The misuse of alcohol leads to domestic violence, abuse, premature deaths, road crashes and deaths and injuries, rapes and suicides. A recent report from the Health Research Board   said that the role of alcohol in accidental deaths is not fully appreciated. It found that for the years 2008-2009 there were 388 deaths, not including suicide, due to alcohol poisoning and deaths due to trauma, eg drowning, falls, road accidents.

The connection between alcohol use and suicide has been highlighted in numerous reports, both Irish and international. One study of people from three counties who died as a result of suicide found that more than half had alcohol in their blood; those aged less than 30 were more likely to have had alcohol in their blood at the time of death.

All of us know individuals or families blighted by the effect of alcoholism. The human cost to each is huge – the financial cost to the state in terms of our health service - is enormous.

Two weeks ago Leo Varadkar the Minister for Health published his 25 'health priorities'.One of these is to reduce alcohol consumption. However the failure of the government to ban the sponsorship of sporting events by alcohol companies, undermines much of the good that may come out of the Public Health (Alcohol) Bill or the related Sale of Alcohol Bill.

The government’s failure to step up to the mark and ban alcohol sponsorship of sporting events is a disgraceful response to a very serious issue. It is a decision that flies in the face of all of the available medical evidence and smacks of a government acquiescing to pressure from the drinks industry. It also ignores clear evidence that the drinks industry deliberately exploits sport to promote alcohol.

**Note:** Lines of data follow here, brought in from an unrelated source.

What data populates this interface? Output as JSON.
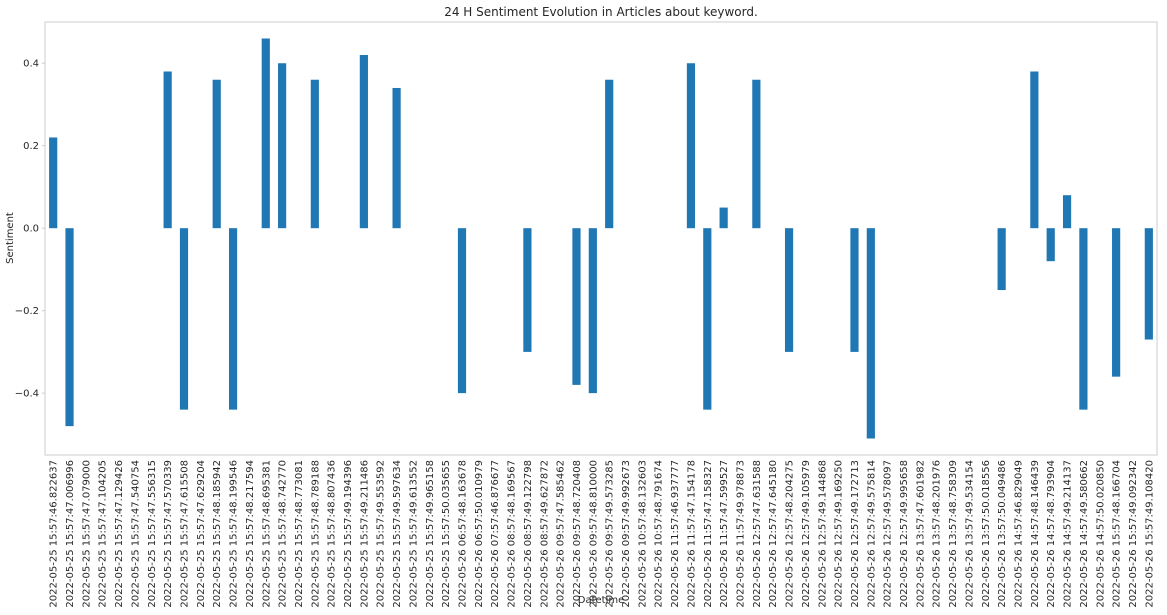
{
  "chart_data": {
    "type": "bar",
    "title": "24 H Sentiment Evolution in Articles about keyword.",
    "xlabel": "Datetime",
    "ylabel": "Sentiment",
    "ylim": [
      -0.55,
      0.5
    ],
    "yticks": [
      0.4,
      0.2,
      0.0,
      -0.2,
      -0.4
    ],
    "ytick_labels": [
      "0.4",
      "0.2",
      "0.0",
      "−0.2",
      "−0.4"
    ],
    "grid": false,
    "bar_color": "#1f77b4",
    "categories": [
      "2022-05-25 15:57:46.822637",
      "2022-05-25 15:57:47.006996",
      "2022-05-25 15:57:47.079000",
      "2022-05-25 15:57:47.104205",
      "2022-05-25 15:57:47.129426",
      "2022-05-25 15:57:47.540754",
      "2022-05-25 15:57:47.556315",
      "2022-05-25 15:57:47.570339",
      "2022-05-25 15:57:47.615508",
      "2022-05-25 15:57:47.629204",
      "2022-05-25 15:57:48.185942",
      "2022-05-25 15:57:48.199546",
      "2022-05-25 15:57:48.217594",
      "2022-05-25 15:57:48.695381",
      "2022-05-25 15:57:48.742770",
      "2022-05-25 15:57:48.773081",
      "2022-05-25 15:57:48.789188",
      "2022-05-25 15:57:48.807436",
      "2022-05-25 15:57:49.194396",
      "2022-05-25 15:57:49.211486",
      "2022-05-25 15:57:49.553592",
      "2022-05-25 15:57:49.597634",
      "2022-05-25 15:57:49.613552",
      "2022-05-25 15:57:49.965158",
      "2022-05-25 15:57:50.035655",
      "2022-05-26 06:57:48.163678",
      "2022-05-26 06:57:50.010979",
      "2022-05-26 07:57:46.876677",
      "2022-05-26 08:57:48.169567",
      "2022-05-26 08:57:49.122798",
      "2022-05-26 08:57:49.627872",
      "2022-05-26 09:57:47.585462",
      "2022-05-26 09:57:48.720408",
      "2022-05-26 09:57:48.810000",
      "2022-05-26 09:57:49.573285",
      "2022-05-26 09:57:49.992673",
      "2022-05-26 10:57:48.132603",
      "2022-05-26 10:57:48.791674",
      "2022-05-26 11:57:46.937777",
      "2022-05-26 11:57:47.154178",
      "2022-05-26 11:57:47.158327",
      "2022-05-26 11:57:47.599527",
      "2022-05-26 11:57:49.978873",
      "2022-05-26 12:57:47.631588",
      "2022-05-26 12:57:47.645180",
      "2022-05-26 12:57:48.204275",
      "2022-05-26 12:57:49.105979",
      "2022-05-26 12:57:49.144868",
      "2022-05-26 12:57:49.169250",
      "2022-05-26 12:57:49.172713",
      "2022-05-26 12:57:49.575814",
      "2022-05-26 12:57:49.578097",
      "2022-05-26 12:57:49.995658",
      "2022-05-26 13:57:47.601982",
      "2022-05-26 13:57:48.201976",
      "2022-05-26 13:57:48.758309",
      "2022-05-26 13:57:49.534154",
      "2022-05-26 13:57:50.018556",
      "2022-05-26 13:57:50.049486",
      "2022-05-26 14:57:46.829049",
      "2022-05-26 14:57:48.146439",
      "2022-05-26 14:57:48.793904",
      "2022-05-26 14:57:49.214137",
      "2022-05-26 14:57:49.580662",
      "2022-05-26 14:57:50.020850",
      "2022-05-26 15:57:48.166704",
      "2022-05-26 15:57:49.092342",
      "2022-05-26 15:57:49.108420"
    ],
    "values": [
      0.22,
      -0.48,
      0,
      0,
      0,
      0,
      0,
      0.38,
      -0.44,
      0,
      0.36,
      -0.44,
      0,
      0.46,
      0.4,
      0,
      0.36,
      0,
      0,
      0.42,
      0,
      0.34,
      0,
      0,
      0,
      -0.4,
      0,
      0,
      0,
      -0.3,
      0,
      0,
      -0.38,
      -0.4,
      0.36,
      0,
      0,
      0,
      0,
      0.4,
      -0.44,
      0.05,
      0,
      0.36,
      0,
      -0.3,
      0,
      0,
      0,
      -0.3,
      -0.51,
      0,
      0,
      0,
      0,
      0,
      0,
      0,
      -0.15,
      0,
      0.38,
      -0.08,
      0.08,
      -0.44,
      0,
      -0.36,
      0,
      -0.27
    ]
  }
}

A study of 6,600 adolescents in four European countries, published in December 2012 by Amphora, an initiative of the European Commission, found that ‘Alcohol-branded sport sponsorship influences alcohol consumption among adolescents. Exposure to sport sponsoring can predict future drinking’.

Recently, Mick Loftus a former GAA President pointed out that; “Sponsorship of sport creates this culture that you cannot enjoy life without a drink, which is wrong and leads to problems like binge drinking. As a doctor and a former coroner, I know first-hand the damage alcohol does. Eighty-eight people a month die in this country due to alcohol related reasons. If that number of people were dying any other way they would be taking all sorts of action to try and stop it, but instead they are promoting it. If money comes before people, then it’s a sad day.”

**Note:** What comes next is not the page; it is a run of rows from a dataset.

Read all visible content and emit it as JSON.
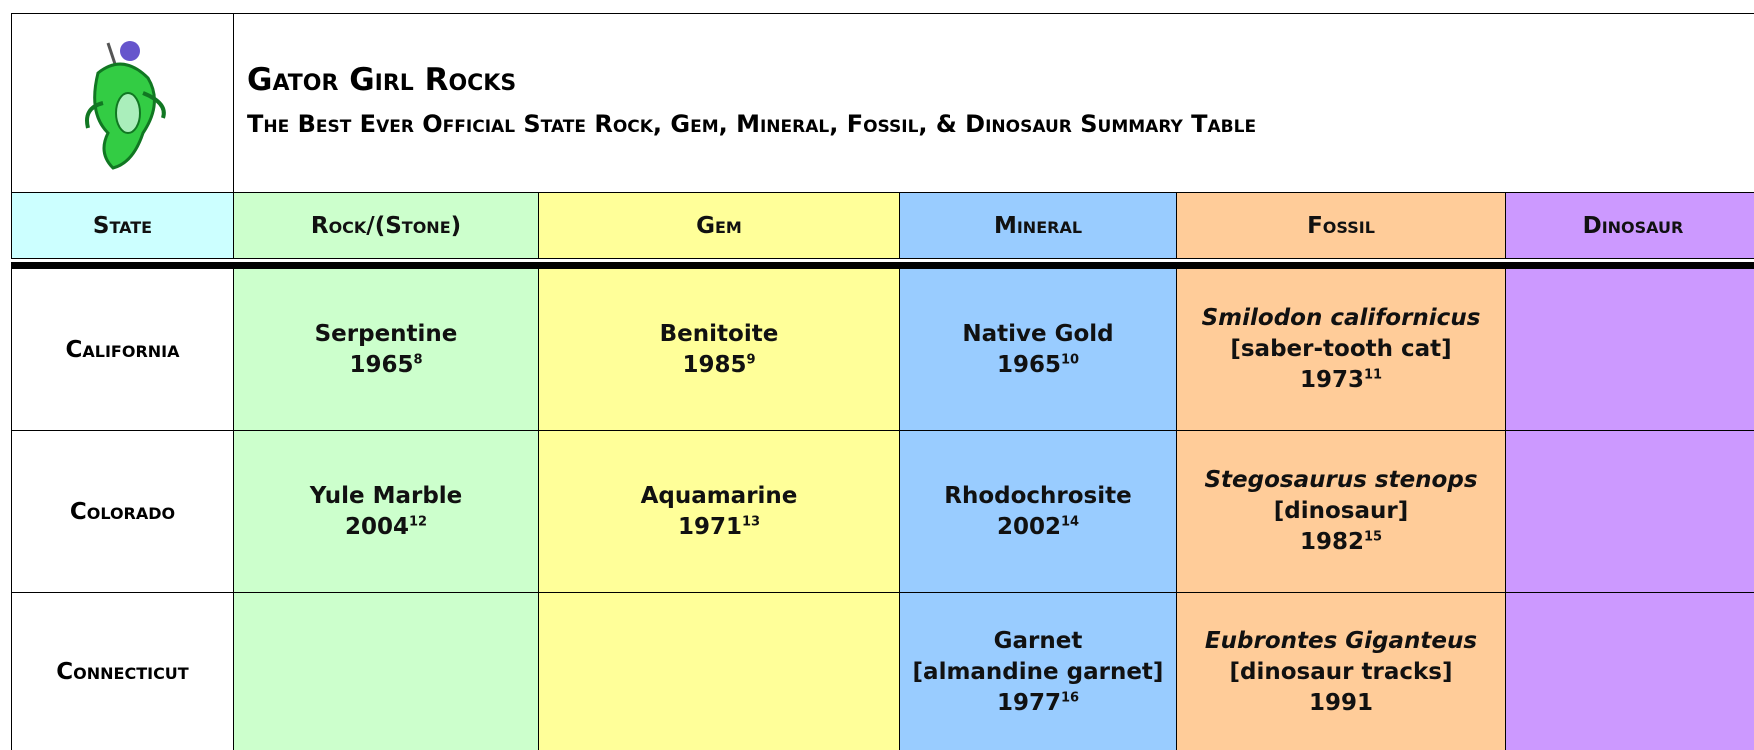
{
  "header": {
    "title": "Gator Girl Rocks",
    "subtitle": "The Best Ever Official State Rock, Gem, Mineral, Fossil, & Dinosaur Summary Table"
  },
  "table": {
    "columns": [
      "State",
      "Rock/(Stone)",
      "Gem",
      "Mineral",
      "Fossil",
      "Dinosaur"
    ],
    "rows": [
      {
        "state": "California",
        "cells": [
          {
            "name": "Serpentine",
            "year": "1965",
            "footnote": "8"
          },
          {
            "name": "Benitoite",
            "year": "1985",
            "footnote": "9"
          },
          {
            "name": "Native Gold",
            "year": "1965",
            "footnote": "10"
          },
          {
            "name": "Smilodon californicus",
            "common": "[saber-tooth cat]",
            "year": "1973",
            "footnote": "11"
          },
          null
        ]
      },
      {
        "state": "Colorado",
        "cells": [
          {
            "name": "Yule Marble",
            "year": "2004",
            "footnote": "12"
          },
          {
            "name": "Aquamarine",
            "year": "1971",
            "footnote": "13"
          },
          {
            "name": "Rhodochrosite",
            "year": "2002",
            "footnote": "14"
          },
          {
            "name": "Stegosaurus stenops",
            "common": "[dinosaur]",
            "year": "1982",
            "footnote": "15"
          },
          null
        ]
      },
      {
        "state": "Connecticut",
        "cells": [
          null,
          null,
          {
            "name": "Garnet",
            "common": "[almandine garnet]",
            "year": "1977",
            "footnote": "16"
          },
          {
            "name": "Eubrontes Giganteus",
            "common": "[dinosaur tracks]",
            "year": "1991"
          },
          null
        ]
      }
    ]
  }
}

The government has abdicated its responsibility to protect our young people and to tackle the serious problem of alcohol misuse.

Moreover it appears to have done it because, as the Minister for Health said last week, the sports organisations need the €30 million that such deals bring in.

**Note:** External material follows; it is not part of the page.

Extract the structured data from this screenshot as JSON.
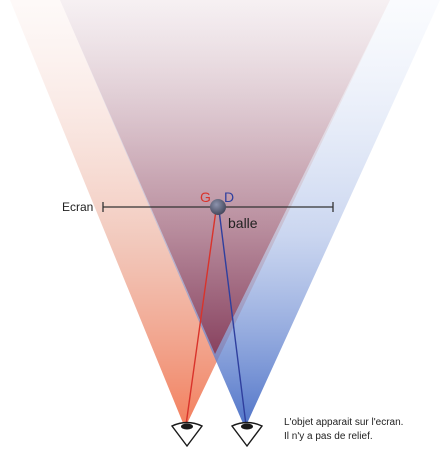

It would appear that the Cabinet chose to ignore all of the available medical advice, scrapped the proposal to break the connection between sport and alcohol, and all to save money.

The government’s lack of action on this also raises the spectre for many citizens that the alcohol companies lobby of government was successful and that the drinks industry is exercising an undue and disproportionate influence on government to prevent any ban from going ahead.

Of course, this isn’t the end of the matter. It is possible to amend the Bill in the Dáil. But given its overwhelming majority and its obvious refusal to deal with the issue of drinks sponsorship and alcohol in writing the Bill it is unlikely that the government will agree to any substantial amendment on this issue.